The failure of the strikes of 1893 to bring fair contracts, resulted in massive emigration from Sicily, writes Alcorn. An early wave of pioneering immigrants provides a critical mass in the destination country, making it easier for others to follow. As I’ve written in this blog before, part of the structure that evolved to provide such aid, was the early Sicilian Mafia in America.

 

Sources

John Alcorn. “Revolutionary Mafiosi: Voice and Exit in the 1890s.” Accessed http://www.comune.corleone.pa.it/file%20da%20scaricare/Saggi%20palermo1_Saggi%20palermo1.pdf 5 May 2016.

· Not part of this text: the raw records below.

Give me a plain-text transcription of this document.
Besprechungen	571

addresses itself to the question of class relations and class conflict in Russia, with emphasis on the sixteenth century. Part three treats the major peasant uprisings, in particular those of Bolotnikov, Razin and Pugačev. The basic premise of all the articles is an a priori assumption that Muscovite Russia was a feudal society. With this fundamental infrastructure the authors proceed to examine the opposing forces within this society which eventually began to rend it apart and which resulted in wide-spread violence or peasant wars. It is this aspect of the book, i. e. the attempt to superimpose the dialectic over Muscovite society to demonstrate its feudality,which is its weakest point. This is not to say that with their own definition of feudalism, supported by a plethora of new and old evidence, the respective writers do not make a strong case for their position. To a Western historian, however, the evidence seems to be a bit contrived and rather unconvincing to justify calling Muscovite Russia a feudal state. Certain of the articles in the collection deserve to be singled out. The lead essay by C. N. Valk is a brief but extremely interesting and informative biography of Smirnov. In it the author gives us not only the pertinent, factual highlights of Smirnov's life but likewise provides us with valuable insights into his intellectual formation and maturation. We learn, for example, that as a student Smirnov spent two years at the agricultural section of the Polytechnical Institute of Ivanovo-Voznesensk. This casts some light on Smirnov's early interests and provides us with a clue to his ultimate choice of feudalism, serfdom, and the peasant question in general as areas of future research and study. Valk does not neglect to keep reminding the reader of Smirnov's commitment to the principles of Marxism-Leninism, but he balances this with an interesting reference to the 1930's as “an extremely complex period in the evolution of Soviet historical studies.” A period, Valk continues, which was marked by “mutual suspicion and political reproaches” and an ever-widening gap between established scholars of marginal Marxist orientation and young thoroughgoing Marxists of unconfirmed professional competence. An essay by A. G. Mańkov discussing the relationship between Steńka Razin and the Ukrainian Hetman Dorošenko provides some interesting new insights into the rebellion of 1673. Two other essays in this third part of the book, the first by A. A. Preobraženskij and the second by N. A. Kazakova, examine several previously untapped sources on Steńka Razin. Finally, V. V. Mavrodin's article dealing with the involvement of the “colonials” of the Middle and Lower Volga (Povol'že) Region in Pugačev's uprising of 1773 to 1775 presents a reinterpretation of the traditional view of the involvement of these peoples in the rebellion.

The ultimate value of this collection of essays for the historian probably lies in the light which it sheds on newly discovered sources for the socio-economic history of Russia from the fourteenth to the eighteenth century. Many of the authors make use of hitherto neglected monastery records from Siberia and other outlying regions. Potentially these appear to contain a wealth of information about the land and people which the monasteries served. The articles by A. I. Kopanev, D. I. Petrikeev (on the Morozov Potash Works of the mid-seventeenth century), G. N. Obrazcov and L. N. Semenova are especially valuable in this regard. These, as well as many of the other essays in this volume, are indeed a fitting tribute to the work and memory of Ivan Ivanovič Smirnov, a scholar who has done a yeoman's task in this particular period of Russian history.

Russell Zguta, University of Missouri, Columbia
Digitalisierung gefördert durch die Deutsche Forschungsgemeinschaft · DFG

David Critchley. The Origin of Organized Crime in America: The New York City Mafia, 1891-1931. Routledge: New York, 2009.

Marzia Andretta, “La mafia corleonese e la sua continuità.” Accessed http://www.comune.corleone.pa.it/file%20da%20scaricare/Saggi%20palermo1_Saggi%20palermo1.pdf 6 May 2016. (Citing Archivio di Stato di Palermo, GP, aa. 1906-1925, b. 267, f. 3, Associazione per delinquere scopertosi in Corleone, 13 agosto 1916.)